Ras inclinó el cuerpo hacia delante, me vio, y, ante mi sorpresa, me arrojó nada menos que una lanza. Al advertir el movimiento del brazo de Ras, me arrojé al suelo, quedando con las manos apoyadas en él, y oí el sonido de la lanza al clavarse en uno de los muñecos ahorcados. Sin soltar la cartera, me erguí. Ras gritó:
—¡Traidor!
Uno dijo:
—¡Es el hermano!
Se apiñaron alrededor del caballo, excitados, pero sin saber qué hacer exactamente. Y yo miré a Ras de frente, sabedor de que no era mejor ni peor que él, y de que, para disipar las tinieblas acumuladas durante los largos meses de ilusiones y aquella caótica noche, bastaban unas breves palabras, una actitud apaciguadora, suave, incluso humilde. Quizás así pudiera despertarles a la realidad, y despertar yo también. Grité:
—¡He dejado de ser hermano! Quieren una revolución racial que yo no deseo. Cuantos más sean los que mueran entre nosotros, más contentos estarán ellos.

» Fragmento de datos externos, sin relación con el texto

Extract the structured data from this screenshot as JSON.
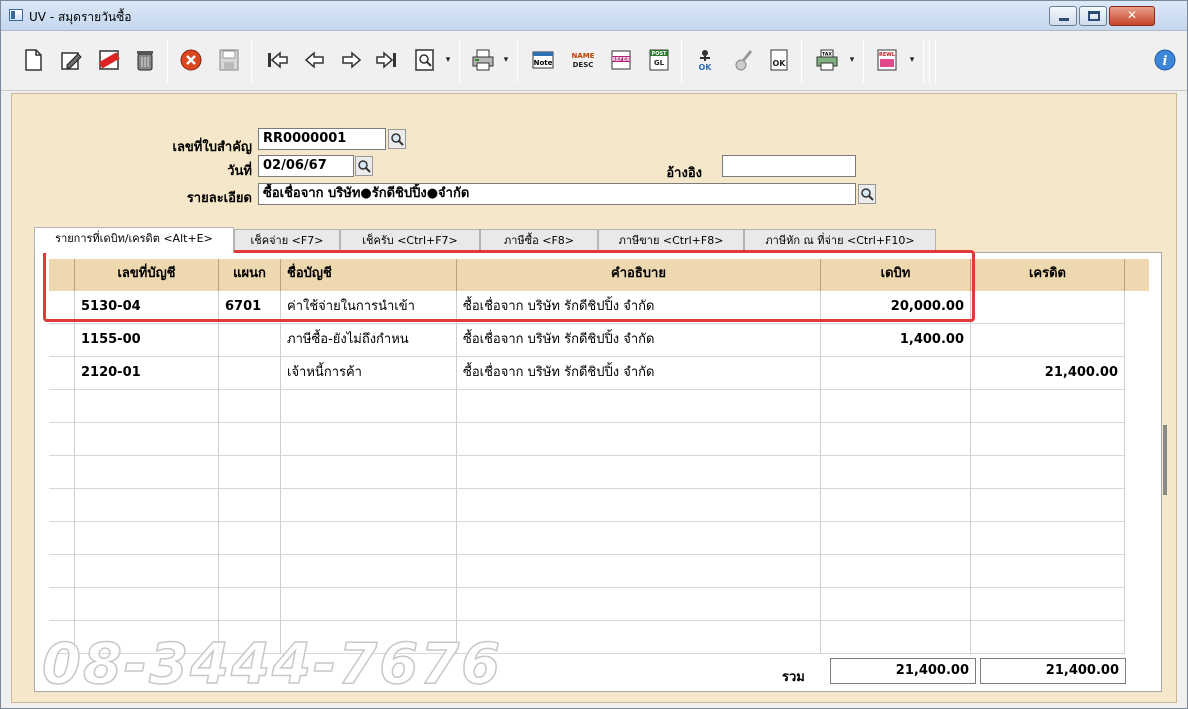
{
  "window": {
    "title": "UV - สมุดรายวันซื้อ",
    "min_glyph": "",
    "max_glyph": "",
    "close_glyph": "✕"
  },
  "toolbar": {
    "icons": [
      "new-icon",
      "edit-icon",
      "void-icon",
      "delete-icon",
      "cancel-icon",
      "save-icon",
      "first-icon",
      "prev-icon",
      "next-icon",
      "last-icon",
      "search-doc-icon",
      "print-icon",
      "note-icon",
      "name-desc-icon",
      "refer-icon",
      "post-gl-icon",
      "approve-icon",
      "unapprove-icon",
      "ok-doc-icon",
      "print-tax-icon",
      "report-icon",
      "info-icon"
    ],
    "labels": {
      "note": "Note",
      "name": "NAME",
      "desc": "DESC",
      "refer": "REFER",
      "post": "POST",
      "gl": "GL",
      "ok": "OK",
      "tax": "TAX",
      "rewl": "REWL"
    }
  },
  "form": {
    "doc_no_label": "เลขที่ใบสำคัญ",
    "doc_no_value": "RR0000001",
    "date_label": "วันที่",
    "date_value": "02/06/67",
    "ref_label": "อ้างอิง",
    "ref_value": "",
    "detail_label": "รายละเอียด",
    "detail_value": "ซื้อเชื่อจาก  บริษัท●รักดีชิปปิ้ง●จำกัด"
  },
  "tabs": [
    {
      "label": "รายการที่เดบิท/เครดิต <Alt+E>",
      "active": true
    },
    {
      "label": "เช็คจ่าย <F7>"
    },
    {
      "label": "เช็ครับ <Ctrl+F7>"
    },
    {
      "label": "ภาษีซื้อ <F8>"
    },
    {
      "label": "ภาษีขาย <Ctrl+F8>"
    },
    {
      "label": "ภาษีหัก ณ ที่จ่าย <Ctrl+F10>"
    }
  ],
  "grid": {
    "headers": {
      "account": "เลขที่บัญชี",
      "dept": "แผนก",
      "name": "ชื่อบัญชี",
      "desc": "คำอธิบาย",
      "debit": "เดบิท",
      "credit": "เครดิต"
    },
    "rows": [
      {
        "account": "5130-04",
        "dept": "6701",
        "name": "ค่าใช้จ่ายในการนำเข้า",
        "desc": "ซื้อเชื่อจาก  บริษัท รักดีชิปปิ้ง จำกัด",
        "debit": "20,000.00",
        "credit": ""
      },
      {
        "account": "1155-00",
        "dept": "",
        "name": "ภาษีซื้อ-ยังไม่ถึงกำหน",
        "desc": "ซื้อเชื่อจาก  บริษัท รักดีชิปปิ้ง จำกัด",
        "debit": "1,400.00",
        "credit": ""
      },
      {
        "account": "2120-01",
        "dept": "",
        "name": "เจ้าหนี้การค้า",
        "desc": "ซื้อเชื่อจาก  บริษัท รักดีชิปปิ้ง จำกัด",
        "debit": "",
        "credit": "21,400.00"
      }
    ]
  },
  "totals": {
    "label": "รวม",
    "debit": "21,400.00",
    "credit": "21,400.00"
  },
  "watermark": "08-3444-7676"
}
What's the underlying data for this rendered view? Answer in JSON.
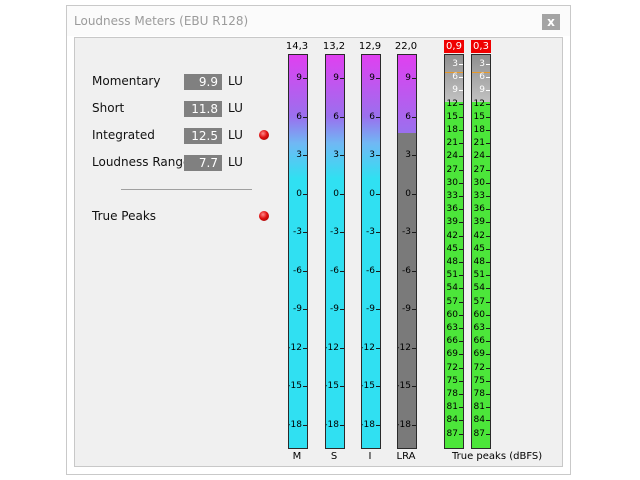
{
  "window": {
    "title": "Loudness Meters (EBU R128)",
    "close_label": "x"
  },
  "readouts": [
    {
      "label": "Momentary",
      "value": "9.9",
      "unit": "LU",
      "led": false
    },
    {
      "label": "Short",
      "value": "11.8",
      "unit": "LU",
      "led": false
    },
    {
      "label": "Integrated",
      "value": "12.5",
      "unit": "LU",
      "led": true
    },
    {
      "label": "Loudness Range",
      "value": "7.7",
      "unit": "LU",
      "led": false
    }
  ],
  "true_peaks": {
    "label": "True Peaks",
    "led": true,
    "led_color": "#e01010"
  },
  "loudness_meters": {
    "scale_lu": [
      "9",
      "6",
      "3",
      "0",
      "-3",
      "-6",
      "-9",
      "-12",
      "-15",
      "-18"
    ],
    "scale_top_lu": 10.8,
    "scale_bottom_lu": -19.8,
    "meters": [
      {
        "name": "M",
        "peak_readout": "14,3",
        "level_lu": 11.0,
        "style": "gradient"
      },
      {
        "name": "S",
        "peak_readout": "13,2",
        "level_lu": 11.0,
        "style": "gradient"
      },
      {
        "name": "I",
        "peak_readout": "12,9",
        "level_lu": 11.0,
        "style": "gradient"
      },
      {
        "name": "LRA",
        "peak_readout": "22,0",
        "level_lu": 4.7,
        "style": "lra"
      }
    ],
    "colors": {
      "magenta": "#e040f0",
      "violet": "#9a70ee",
      "cyan": "#30e0f2",
      "gray": "#7a7a7a"
    }
  },
  "peak_meters": {
    "caption": "True peaks (dBFS)",
    "scale_dbfs": [
      "3",
      "6",
      "9",
      "12",
      "15",
      "18",
      "21",
      "24",
      "27",
      "30",
      "33",
      "36",
      "39",
      "42",
      "45",
      "48",
      "51",
      "54",
      "57",
      "60",
      "63",
      "66",
      "69",
      "72",
      "75",
      "78",
      "81",
      "84",
      "87"
    ],
    "gray_zone_until": "9",
    "meters": [
      {
        "channel": "left",
        "peak_readout": "0,9"
      },
      {
        "channel": "right",
        "peak_readout": "0,3"
      }
    ],
    "colors": {
      "green": "#4ce63a",
      "gray": "#a0a0a0",
      "peak_red": "#ef0000",
      "marker": "#e89a2a"
    }
  }
}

—¡No escuchéis sus palabras falaces! —aulló Ras—. ¡Ahorcadle! ¡Demos un ejemplo al pueblo negro para que no surjan más traidores! ¡No habrá más cobardes! ¡Ahorcadle ahí, junto a estos muñecos!

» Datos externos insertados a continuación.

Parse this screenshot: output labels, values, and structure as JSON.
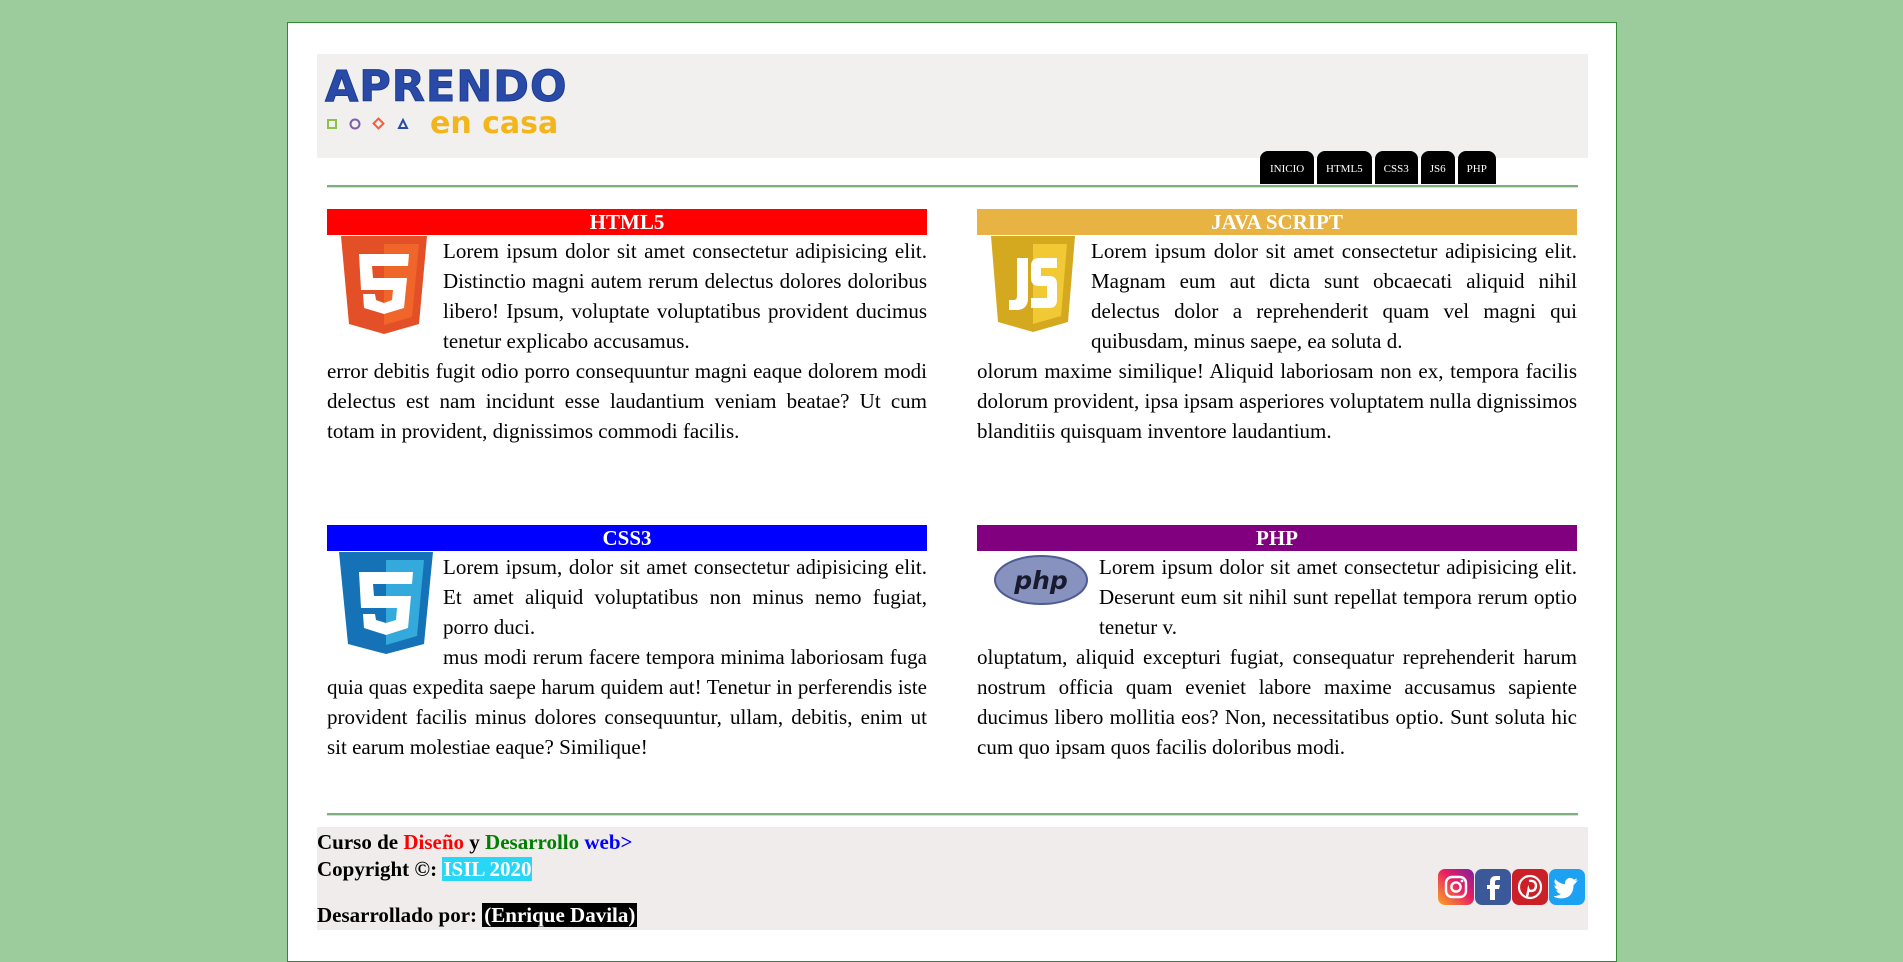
{
  "logo": {
    "main": "APRENDO",
    "sub": "en casa"
  },
  "nav": {
    "items": [
      "INICIO",
      "HTML5",
      "CSS3",
      "JS6",
      "PHP"
    ]
  },
  "sections": [
    {
      "title": "HTML5",
      "color": "#ff0000",
      "icon": "html5-icon",
      "intro": "Lorem ipsum dolor sit amet consectetur adipisicing elit. Distinctio magni autem rerum delectus dolores doloribus libero! Ipsum, voluptate voluptatibus provident ducimus tenetur explicabo accusamus.",
      "body": "error debitis fugit odio porro consequuntur magni eaque dolorem modi delectus est nam incidunt esse laudantium veniam beatae? Ut cum totam in provident, dignissimos commodi facilis."
    },
    {
      "title": "JAVA SCRIPT",
      "color": "#e8b342",
      "icon": "javascript-icon",
      "intro": "Lorem ipsum dolor sit amet consectetur adipisicing elit. Magnam eum aut dicta sunt obcaecati aliquid nihil delectus dolor a reprehenderit quam vel magni qui quibusdam, minus saepe, ea soluta d.",
      "body": "olorum maxime similique! Aliquid laboriosam non ex, tempora facilis dolorum provident, ipsa ipsam asperiores voluptatem nulla dignissimos blanditiis quisquam inventore laudantium."
    },
    {
      "title": "CSS3",
      "color": "#0000ff",
      "icon": "css3-icon",
      "intro": "Lorem ipsum, dolor sit amet consectetur adipisicing elit. Et amet aliquid voluptatibus non minus nemo fugiat, porro duci.",
      "body": "mus modi rerum facere tempora minima laboriosam fuga quia quas expedita saepe harum quidem aut! Tenetur in perferendis iste provident facilis minus dolores consequuntur, ullam, debitis, enim ut sit earum molestiae eaque? Similique!"
    },
    {
      "title": "PHP",
      "color": "#800080",
      "icon": "php-icon",
      "intro": "Lorem ipsum dolor sit amet consectetur adipisicing elit. Deserunt eum sit nihil sunt repellat tempora rerum optio tenetur v.",
      "body": "oluptatum, aliquid excepturi fugiat, consequatur reprehenderit harum nostrum officia quam eveniet labore maxime accusamus sapiente ducimus libero mollitia eos? Non, necessitatibus optio. Sunt soluta hic cum quo ipsam quos facilis doloribus modi."
    }
  ],
  "footer": {
    "curso": "Curso de",
    "diseno": "Diseño",
    "y": "y",
    "desarrollo": "Desarrollo",
    "web": "web>",
    "copyright_label": "Copyright ©:",
    "copyright_value": "ISIL 2020",
    "dev_label": "Desarrollado por:",
    "dev_value": "(Enrique Davila)",
    "colors": {
      "diseno": "#ff0000",
      "desarrollo": "#008000",
      "web": "#0000ff"
    }
  },
  "socials": [
    "instagram-icon",
    "facebook-icon",
    "pinterest-icon",
    "twitter-icon"
  ]
}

—¡Es verdad lo que te he dicho! Fui traicionado por quienes yo creía amigos de los negros. Pero estos traidores también utilizaron los servicios de Ras. Necesitaban a este destructor a fin de poder llevar a cabo su tarea. Os traicionaron para que, desesperados, siguierais a este hombre en el camino hacia vuestra destrucción. ¿No lo comprendéis? ¡Quieren que vosotros mismos seáis los culpables de vuestro asesinato, de vuestro sacrificio!
—¡Cogedle! —dijo Ras, alzando la voz.
Tres hombres se adelantaron hacia mí. Sin pensar, en un ademán grandilocuente de disconformidad y desafío, alcé los brazos y grité:
—¡No!
Mi mano tropezó con la lanza clavada en el muñeco. La arranqué y la sostuve en la mano, por la parte media, con la punta orientada hacia ellos.
—¡Esto es lo que ellos quieren! ¡Así lo habían planeado! Quieren que las multitudes armadas con rifles y ametralladoras invadan el centro de la ciudad. Quieren convertir las calles en ríos de sangre, de vuestra sangre, de sangre negra y de sangre blanca, a fin de transformar vuestro dolor, vuestra derrota y vuestra muerte en propaganda para perseguir sus propios fines. Es algo muy sencillo, se trata de un viejo truco que conocéis sobradamente. Ya sabéis el dicho: "Para atrapar a un negro, emplead otro negro". Me emplearon a mí para atraparos a vosotros, y están empleando a Ras para eliminarme a mí y preparar el camino hacia vuestro sacrificio. ¿No lo comprendéis? ¡Es claro como la luz del día!
—¡Ahorcad al traidor! ¿Qué esperáis? —ordenó Ras.
Un grupo vino hacia mí. Dije:
—¡Alto! Si vais a matarme, matadme por ser quien soy, no por pertenecer a la organización de los hombres que están ahora en el centro de la ciudad riendo satisfechos del éxito de su traición.
Hablaba convencido de que para nada iba a servirme el discurso. Mis palabras carecían de fuerza, de elocuencia. Y cuando Ras gritó "¡Ahorcadle!", quedé inmóvil, dándoles frente, y la escena me parecía irreal, pese a no olvidar que querían quitarme la vida, que me atribuían la responsabilidad de todos los días y de todas las noches de dolor, de todo los sufrimientos y de todo aquello que yo no podía variar. Yo no era un héroe, sino un hombre bajo, con piel oscura, dotado de cierta elocuencia y con una inmensa capacidad para ser engañado, una capacidad que constituía la nota que me diferenciaba de los demás. Veía a aquella gente ante mí, y, por fin, comprendía que era la gente a la que yo había engañado, y de quien ahora, precisamente ahora, había llegado a ser jefe, aun cuando mi jefatura consistía solamente en correr, huyendo, ante ellos, consistía en renunciar a mis antiguas ilusiones de visionario.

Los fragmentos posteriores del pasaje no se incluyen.